Found and attaching log file. 2024-02-25_21-43-17_restore.log

======================================================================= Stepping through things it looks like we go off rails right after init_mount_list() which looks to be reading from fstab. So including fstab output below.

UUID=1E2F-5409 /boot/efi vfat noatime 0 2 UUID=baf2eb9e-0edc-4fd9-86b3-8959f11bff33 / btrfs defaults,subvol=/@ 0 1 /swap/swapfile none swap defaults 0 0 /dev/sda3 /storagedrv ext4 defaults 0 0 /dev/nvme0n1p2 /home btrfs defaults 0 0 /dev/nvme1n1p1 /mnt/new_game_drive btrfs defaults 0 0

Looking at the log I am noticing the following line [21:43:24] missing: dev: UUID=baf2eb9e-0edc-4fd9-86b3-8959f11bff33, path: /, options: noatime

which does not match the options I have set for that volume in fstab( defaults,subvol=/@).

ILYAGVC commented 4 months ago

I have exactly the same problem.

matthew-henry commented 4 months ago

I have exactly the same problem.

Do you think you could grab a log and your fstab output as well. I was trying to go through and see if I could find where things break (never seen Vala before) and not having much luck. I'm curious if there's something similar about our configurations or if we are having similar related problems rather than identical.

ILYAGVC commented 4 months ago

I have exactly the same problem.

Do you think you could grab a log and your fstab output as well. I was trying to go through and see if I could find where things break (never seen Vala before) and not having much luck. I'm curious if there's something similar about our configurations or if we are having similar related problems rather than identical.

I couldn't wait to fix the problem so I used the GUI sorry

matthew-henry commented 4 months ago

I have exactly the same problem.

Do you think you could grab a log and your fstab output as well. I was trying to go through and see if I could find where things break (never seen Vala before) and not having much luck. I'm curious if there's something similar about our configurations or if we are having similar related problems rather than identical.

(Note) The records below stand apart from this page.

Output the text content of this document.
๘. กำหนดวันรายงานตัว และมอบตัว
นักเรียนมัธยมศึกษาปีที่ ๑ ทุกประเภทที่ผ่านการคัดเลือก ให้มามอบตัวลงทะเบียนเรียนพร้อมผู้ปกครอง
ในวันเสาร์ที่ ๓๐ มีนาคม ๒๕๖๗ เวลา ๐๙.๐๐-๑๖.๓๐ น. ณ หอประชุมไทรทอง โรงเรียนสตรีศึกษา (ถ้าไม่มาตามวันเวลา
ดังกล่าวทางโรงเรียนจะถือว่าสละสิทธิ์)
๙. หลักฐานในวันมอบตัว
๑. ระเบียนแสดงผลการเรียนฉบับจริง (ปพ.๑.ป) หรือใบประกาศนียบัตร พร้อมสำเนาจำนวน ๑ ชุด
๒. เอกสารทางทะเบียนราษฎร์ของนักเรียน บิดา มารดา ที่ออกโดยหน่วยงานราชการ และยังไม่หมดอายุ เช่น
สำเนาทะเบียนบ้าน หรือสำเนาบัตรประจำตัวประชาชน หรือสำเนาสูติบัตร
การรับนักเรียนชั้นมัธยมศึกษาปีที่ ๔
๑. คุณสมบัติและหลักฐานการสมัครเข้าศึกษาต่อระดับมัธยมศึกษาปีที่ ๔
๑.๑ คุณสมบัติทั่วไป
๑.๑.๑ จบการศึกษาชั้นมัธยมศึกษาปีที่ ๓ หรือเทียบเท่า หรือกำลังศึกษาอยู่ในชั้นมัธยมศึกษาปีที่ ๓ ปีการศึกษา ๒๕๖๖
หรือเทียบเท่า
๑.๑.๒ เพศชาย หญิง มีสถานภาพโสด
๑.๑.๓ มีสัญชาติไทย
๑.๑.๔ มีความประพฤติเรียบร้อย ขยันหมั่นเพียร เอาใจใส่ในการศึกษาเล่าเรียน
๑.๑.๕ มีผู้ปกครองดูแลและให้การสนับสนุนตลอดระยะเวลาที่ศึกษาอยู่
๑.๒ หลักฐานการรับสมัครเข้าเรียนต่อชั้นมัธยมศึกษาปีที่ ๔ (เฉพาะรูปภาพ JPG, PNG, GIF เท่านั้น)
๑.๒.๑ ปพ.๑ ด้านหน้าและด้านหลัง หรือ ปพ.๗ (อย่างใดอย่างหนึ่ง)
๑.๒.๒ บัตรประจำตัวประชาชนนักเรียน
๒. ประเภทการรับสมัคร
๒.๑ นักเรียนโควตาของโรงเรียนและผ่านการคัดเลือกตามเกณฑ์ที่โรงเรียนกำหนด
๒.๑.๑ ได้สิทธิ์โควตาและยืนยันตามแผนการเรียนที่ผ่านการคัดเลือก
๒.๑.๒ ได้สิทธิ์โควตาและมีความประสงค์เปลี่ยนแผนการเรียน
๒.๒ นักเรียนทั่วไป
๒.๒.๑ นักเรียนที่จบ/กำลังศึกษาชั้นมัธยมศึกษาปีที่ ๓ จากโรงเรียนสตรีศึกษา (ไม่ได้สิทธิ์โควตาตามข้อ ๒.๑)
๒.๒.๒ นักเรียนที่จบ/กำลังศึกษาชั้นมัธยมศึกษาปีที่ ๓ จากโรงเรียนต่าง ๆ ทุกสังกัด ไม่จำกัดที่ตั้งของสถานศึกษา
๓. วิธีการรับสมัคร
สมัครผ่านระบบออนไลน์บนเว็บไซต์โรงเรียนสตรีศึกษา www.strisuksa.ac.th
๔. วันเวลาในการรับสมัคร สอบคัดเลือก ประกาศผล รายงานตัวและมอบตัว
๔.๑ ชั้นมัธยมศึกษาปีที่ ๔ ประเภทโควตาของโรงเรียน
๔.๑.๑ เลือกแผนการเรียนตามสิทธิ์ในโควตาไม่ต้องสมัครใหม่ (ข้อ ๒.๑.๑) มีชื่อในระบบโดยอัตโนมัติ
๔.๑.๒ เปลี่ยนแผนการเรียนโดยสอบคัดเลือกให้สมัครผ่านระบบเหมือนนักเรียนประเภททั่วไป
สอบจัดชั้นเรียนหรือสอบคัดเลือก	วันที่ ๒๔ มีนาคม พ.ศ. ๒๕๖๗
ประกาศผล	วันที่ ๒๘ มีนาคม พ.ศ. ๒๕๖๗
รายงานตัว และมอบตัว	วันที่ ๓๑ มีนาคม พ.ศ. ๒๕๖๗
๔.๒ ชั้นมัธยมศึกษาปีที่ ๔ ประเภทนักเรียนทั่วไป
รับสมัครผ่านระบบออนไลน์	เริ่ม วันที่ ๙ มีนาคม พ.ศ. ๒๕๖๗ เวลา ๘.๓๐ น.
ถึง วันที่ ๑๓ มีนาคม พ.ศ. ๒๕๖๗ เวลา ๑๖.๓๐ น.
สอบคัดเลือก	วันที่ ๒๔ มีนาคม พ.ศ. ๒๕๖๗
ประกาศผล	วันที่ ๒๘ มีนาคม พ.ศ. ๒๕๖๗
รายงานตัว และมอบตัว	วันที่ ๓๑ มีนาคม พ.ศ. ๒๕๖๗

I couldn't wait to fix the problem so I used the GUI sorry

Eh no problem. GUI also doesn't work for me so it might be multiple things wrong. Not even sure if I can do something, but figured I should make an attempt if I could figure out what's happening (not having much luck or time to look into it). Thanks for at least confirming I'm not the only one impacted.

ILYAGVC commented 4 months ago

I have exactly the same problem.

Do you think you could grab a log and your fstab output as well. I was trying to go through and see if I could find where things break (never seen Vala before) and not having much luck. I'm curious if there's something similar about our configurations or if we are having similar related problems rather than identical.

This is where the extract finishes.